Close Brothers, a leading UK merchant banking group, has seen profits surge in preliminary results for the 2021 financial year, registering growth across all departments.
Group income climbed by 10 per cent while adjusted operating profit grew to £270.7m, 88 per cent higher than the previous year. Investors were treated to earnings of 134.8 pence per share, up from 72.8 pence in 2020 with the board proposing a full year dividend per share of 60p.
Adrian Sainsbury, Chief Executive of Close Brothers since September 2020, commented on the company’s “strong financial performance,” saying the firm had “made the most of the opportunities arising as the economy recovers from the effects of Covid-19.”
“We are encouraged by the improvement in the economic outlook, although the trajectory remains uncertain,” he added.
The company saw revenue growth across all divisions.

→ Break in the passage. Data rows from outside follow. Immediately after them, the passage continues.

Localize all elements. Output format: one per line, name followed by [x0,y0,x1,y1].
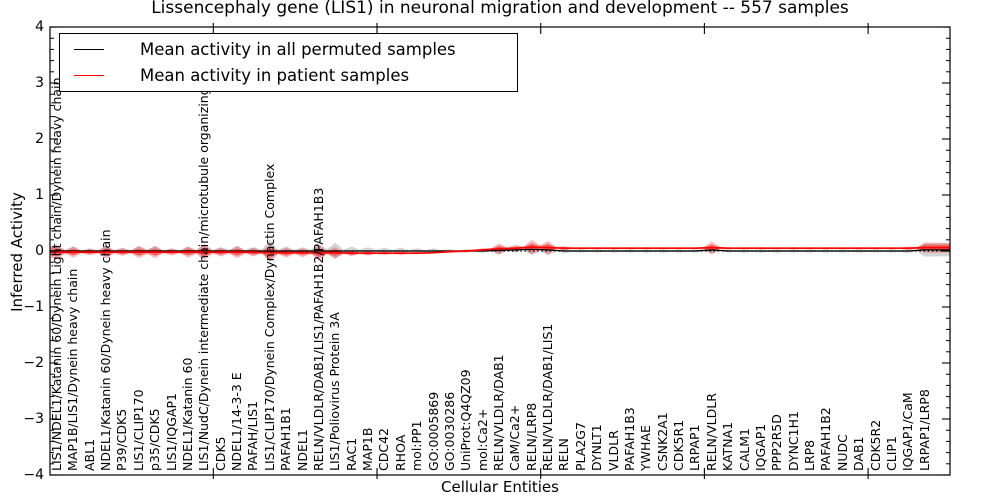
legend: Mean activity in all permuted samples Me… [59,33,518,92]
legend-label-permuted: Mean activity in all permuted samples [140,39,456,59]
x-axis-title: Cellular Entities [441,478,559,496]
y-tick-label: −1 [23,299,44,315]
patient-mean-line [50,246,950,255]
y-tick-label: −3 [23,411,44,427]
patient-line-sample [74,75,104,77]
legend-label-patient: Mean activity in patient samples [140,66,410,86]
y-axis-title: Inferred Activity [8,192,26,312]
y-tick-label: −4 [23,467,44,483]
legend-row-permuted: Mean activity in all permuted samples [60,36,517,62]
y-tick-label: 2 [35,131,44,147]
chart-title: Lissencephaly gene (LIS1) in neuronal mi… [151,0,849,18]
permuted-line-sample [74,48,104,50]
y-tick-label: 4 [35,19,44,35]
y-tick-label: 1 [35,187,44,203]
y-tick-label: 3 [35,75,44,91]
legend-row-patient: Mean activity in patient samples [60,63,517,89]
y-tick-label: −2 [23,355,44,371]
permuted-mean-line [50,248,950,252]
y-tick-label: 0 [35,243,44,259]
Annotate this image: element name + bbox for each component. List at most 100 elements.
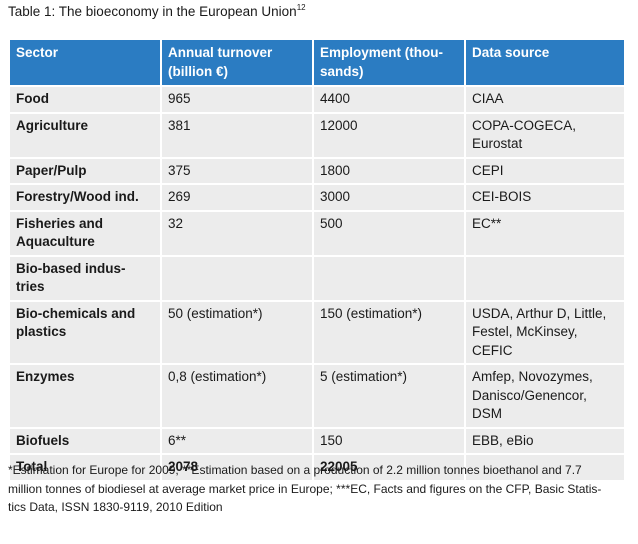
table-row: Enzymes 0,8 (estimation*) 5 (estimation*) A… [10, 365, 624, 427]
source-cell-text: CIAA [472, 91, 504, 106]
employment-cell: 5 (estimation*) [314, 365, 464, 427]
turnover-cell-text: 269 [168, 189, 191, 204]
sector-cell: Bio-chemicals and plastics [10, 301, 160, 363]
employment-cell-text: 12000 [320, 117, 358, 133]
sector-cell-text: Fisheries and [16, 215, 104, 231]
total-employment: 22005 [314, 455, 464, 480]
sector-cell-text: tries [16, 279, 45, 294]
table-row: Forestry/Wood ind. 269 3000 CEI-BOIS [10, 185, 624, 210]
sector-cell: Fisheries and Aquaculture [10, 211, 160, 255]
turnover-cell-text: 32 [168, 215, 184, 231]
sector-cell: Enzymes [10, 365, 160, 427]
table-row: Biofuels 6** 150 EBB, eBio [10, 428, 624, 453]
turnover-cell: 269 [162, 185, 312, 210]
table-row: Bio-chemicals and plastics 50 (estimation*… [10, 301, 624, 363]
table-caption: Table 1: The bioeconomy in the European … [8, 3, 306, 19]
footnote-line: *Estimation for Europe for 2009; **Estim… [8, 463, 582, 477]
table-body: Food 965 4400 CIAA Agriculture 381 12000 COPA-C… [10, 87, 624, 480]
footnote-line: million tonnes of biodiesel at average m… [8, 481, 602, 496]
turnover-cell-text: 381 [168, 117, 191, 133]
sector-cell: Biofuels [10, 428, 160, 453]
source-cell-text: Festel, McKinsey, [472, 324, 578, 339]
sector-cell-text: Bio-based indus- [16, 260, 126, 276]
employment-cell: 3000 [314, 185, 464, 210]
employment-cell-text: 150 (estimation*) [320, 305, 423, 321]
header-sector-line-1: Sector [16, 45, 59, 60]
header-sector: Sector [10, 40, 160, 85]
header-turnover-line-1: Annual turnover [168, 45, 273, 60]
sector-cell: Food [10, 87, 160, 112]
employment-cell-text: 500 [320, 215, 343, 231]
total-turnover-text: 2078 [168, 459, 199, 474]
sector-cell: Bio-based indus-tries [10, 256, 160, 300]
source-cell: Amfep, Novozymes, Danisco/Genencor, DSM [466, 365, 624, 427]
caption-text: Table 1: The bioeconomy in the European … [8, 4, 297, 19]
table-row: Food 965 4400 CIAA [10, 87, 624, 112]
total-turnover: 2078 [162, 455, 312, 480]
header-employment-line-1: Employment (thou- [320, 45, 443, 60]
source-cell-text: CEFIC [472, 342, 513, 358]
turnover-cell: 375 [162, 158, 312, 183]
source-cell: CIAA [466, 87, 624, 112]
sector-cell-text: Enzymes [16, 369, 75, 384]
table-row: Fisheries and Aquaculture 32 500 EC** [10, 211, 624, 255]
turnover-cell-text: 0,8 (estimation*) [168, 369, 267, 384]
sector-cell-text: Bio-chemicals and [16, 305, 136, 321]
sector-cell-text: Forestry/Wood ind. [16, 189, 139, 204]
employment-cell: 12000 [314, 113, 464, 157]
source-cell-text: EBB, eBio [472, 432, 534, 448]
turnover-cell-text: 965 [168, 91, 191, 106]
header-employment-line-2: sands) [320, 64, 364, 79]
source-cell: CEPI [466, 158, 624, 183]
bioeconomy-table: Sector Annual turnover (billion €) Employ… [8, 38, 626, 482]
turnover-cell: 965 [162, 87, 312, 112]
header-employment: Employment (thou-sands) [314, 40, 464, 85]
header-source: Data source [466, 40, 624, 85]
sector-cell: Paper/Pulp [10, 158, 160, 183]
header-source-line-1: Data source [472, 45, 550, 60]
source-cell: USDA, Arthur D, Little, Festel, McKinsey,… [466, 301, 624, 363]
table-row: Bio-based indus-tries [10, 256, 624, 300]
source-cell: EBB, eBio [466, 428, 624, 453]
source-cell: EC** [466, 211, 624, 255]
total-row: Total 2078 22005 [10, 455, 624, 480]
total-employment-text: 22005 [320, 459, 358, 474]
turnover-cell: 50 (estimation*) [162, 301, 312, 363]
employment-cell: 150 (estimation*) [314, 301, 464, 363]
table-row: Paper/Pulp 375 1800 CEPI [10, 158, 624, 183]
source-cell-text: DSM [472, 406, 502, 421]
employment-cell: 150 [314, 428, 464, 453]
table-row: Agriculture 381 12000 COPA-COGECA, Eurostat [10, 113, 624, 157]
caption-footnote-ref: 12 [296, 3, 306, 12]
employment-cell: 1800 [314, 158, 464, 183]
turnover-cell: 6** [162, 428, 312, 453]
source-cell-text: CEI-BOIS [472, 189, 532, 204]
sector-cell-text: Aquaculture [16, 234, 95, 249]
total-label-text: Total [16, 459, 48, 474]
employment-cell-text: 5 (estimation*) [320, 369, 408, 384]
footnote: *Estimation for Europe for 2009; **Estim… [8, 461, 632, 517]
table-header: Sector Annual turnover (billion €) Employ… [10, 40, 624, 85]
employment-cell-text: 150 [320, 432, 343, 448]
total-source [466, 455, 624, 480]
source-cell-text: Amfep, Novozymes, [472, 369, 593, 384]
source-cell-text: Eurostat [472, 136, 523, 151]
source-cell-text: EC** [472, 215, 502, 231]
turnover-cell: 0,8 (estimation*) [162, 365, 312, 427]
source-cell-text: COPA-COGECA, [472, 117, 577, 133]
turnover-cell: 32 [162, 211, 312, 255]
sector-cell-text: plastics [16, 324, 67, 339]
sector-cell-text: Biofuels [16, 432, 70, 448]
source-cell-text: Danisco/Genencor, [472, 387, 587, 403]
turnover-cell: 381 [162, 113, 312, 157]
source-cell-text: CEPI [472, 162, 504, 178]
employment-cell-text: 4400 [320, 91, 351, 106]
sector-cell: Agriculture [10, 113, 160, 157]
sector-cell-text: Food [16, 91, 49, 106]
source-cell: CEI-BOIS [466, 185, 624, 210]
source-cell [466, 256, 624, 300]
sector-cell-text: Agriculture [16, 117, 89, 133]
employment-cell [314, 256, 464, 300]
employment-cell-text: 1800 [320, 162, 351, 178]
header-row: Sector Annual turnover (billion €) Employ… [10, 40, 624, 85]
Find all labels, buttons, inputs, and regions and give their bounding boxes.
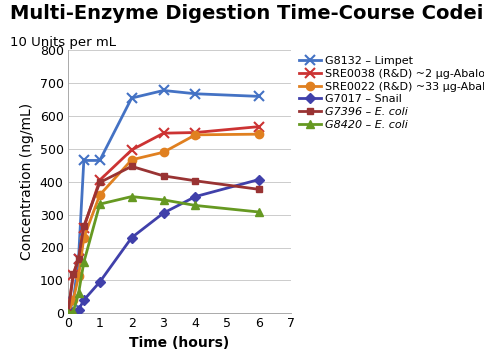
G8132 – Limpet	[192, 91, 198, 96]
G7396 – E. coli	[192, 179, 198, 183]
SRE0038 (R&D) ~2 μg-Abalone	[128, 148, 134, 152]
X-axis label: Time (hours): Time (hours)	[129, 336, 229, 350]
SRE0022 (R&D) ~33 μg-Abalone	[97, 193, 103, 197]
SRE0038 (R&D) ~2 μg-Abalone	[160, 131, 166, 135]
G8420 – E. coli	[160, 198, 166, 202]
G7396 – E. coli	[76, 257, 81, 261]
G8132 – Limpet	[128, 96, 134, 100]
G8420 – E. coli	[256, 210, 261, 214]
G7396 – E. coli	[81, 224, 87, 228]
SRE0038 (R&D) ~2 μg-Abalone	[192, 130, 198, 135]
G8420 – E. coli	[65, 311, 71, 315]
Y-axis label: Concentration (ng/mL): Concentration (ng/mL)	[20, 103, 34, 260]
SRE0038 (R&D) ~2 μg-Abalone	[97, 178, 103, 182]
Line: G7396 – E. coli: G7396 – E. coli	[64, 163, 262, 317]
G8420 – E. coli	[192, 203, 198, 208]
SRE0022 (R&D) ~33 μg-Abalone	[160, 150, 166, 154]
Line: G7017 – Snail: G7017 – Snail	[64, 176, 262, 317]
G7017 – Snail	[81, 298, 87, 302]
SRE0038 (R&D) ~2 μg-Abalone	[76, 257, 81, 261]
G7017 – Snail	[256, 177, 261, 182]
G8132 – Limpet	[65, 311, 71, 315]
SRE0022 (R&D) ~33 μg-Abalone	[81, 235, 87, 240]
Line: G8420 – E. coli: G8420 – E. coli	[63, 192, 263, 318]
G7017 – Snail	[128, 235, 134, 240]
G7017 – Snail	[160, 211, 166, 215]
G7396 – E. coli	[256, 187, 261, 192]
G8420 – E. coli	[70, 309, 76, 314]
G8132 – Limpet	[76, 257, 81, 261]
G8132 – Limpet	[160, 88, 166, 93]
G8132 – Limpet	[256, 94, 261, 99]
G8420 – E. coli	[128, 194, 134, 199]
Legend: G8132 – Limpet, SRE0038 (R&D) ~2 μg-Abalone, SRE0022 (R&D) ~33 μg-Abalone, G7017: G8132 – Limpet, SRE0038 (R&D) ~2 μg-Abal…	[298, 56, 484, 130]
Line: G8132 – Limpet: G8132 – Limpet	[63, 86, 263, 318]
SRE0038 (R&D) ~2 μg-Abalone	[256, 125, 261, 129]
G7017 – Snail	[70, 309, 76, 314]
G7017 – Snail	[97, 280, 103, 284]
SRE0022 (R&D) ~33 μg-Abalone	[65, 311, 71, 315]
SRE0038 (R&D) ~2 μg-Abalone	[81, 226, 87, 230]
G7017 – Snail	[192, 194, 198, 199]
SRE0022 (R&D) ~33 μg-Abalone	[192, 133, 198, 137]
G7396 – E. coli	[70, 271, 76, 276]
Text: 10 Units per mL: 10 Units per mL	[10, 36, 116, 49]
Text: Multi-Enzyme Digestion Time-Course Codeine: Multi-Enzyme Digestion Time-Course Codei…	[10, 4, 484, 23]
G7017 – Snail	[76, 308, 81, 312]
SRE0022 (R&D) ~33 μg-Abalone	[70, 298, 76, 302]
G7396 – E. coli	[65, 311, 71, 315]
G8132 – Limpet	[97, 158, 103, 163]
G8420 – E. coli	[97, 202, 103, 206]
SRE0022 (R&D) ~33 μg-Abalone	[256, 132, 261, 136]
G8420 – E. coli	[81, 260, 87, 265]
G7396 – E. coli	[97, 180, 103, 185]
SRE0022 (R&D) ~33 μg-Abalone	[128, 158, 134, 162]
SRE0022 (R&D) ~33 μg-Abalone	[76, 274, 81, 279]
Line: SRE0022 (R&D) ~33 μg-Abalone: SRE0022 (R&D) ~33 μg-Abalone	[63, 130, 263, 318]
G7396 – E. coli	[160, 174, 166, 178]
G7017 – Snail	[65, 311, 71, 315]
SRE0038 (R&D) ~2 μg-Abalone	[70, 273, 76, 278]
G8132 – Limpet	[81, 158, 87, 163]
SRE0038 (R&D) ~2 μg-Abalone	[65, 311, 71, 315]
G7396 – E. coli	[128, 164, 134, 168]
G8420 – E. coli	[76, 291, 81, 296]
G8132 – Limpet	[70, 300, 76, 304]
Line: SRE0038 (R&D) ~2 μg-Abalone: SRE0038 (R&D) ~2 μg-Abalone	[63, 122, 263, 318]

The banking services department drove revenues, upping intake by 114 per cent year-on-year to £212.5m amid loan book growth of 10.9 per cent and an increase in customer deposits of 12 per cent.
Takings in the Asset Management division also increased with managed assets growing by 24 per cent to £15.6bn.
Winterflood, the company’s securities arm which offers market-making, sales, research and corporate broking services, saw adjusted operating profit increase by 27 per cent to £60.9m in the year ending July 30 2021 with only one loss making day in spite of volatile market conditions.
In a statement the company said its deep experience in navigating a wide range of economic conditions, leaves the banking group in a strong position going into FY22.
Moody’s Investors Services updated its credit rating for Close Brothers Group to ‘A2/P1’ and Close Brothers Limited to Aa3/P1 with a ”negative” outlook in recognition of the bank’s strong appetite for risk.
The company’s share price dropped by 1.33 per cent yesterday after the results were published, with shares up 11.64 per cent this year to date.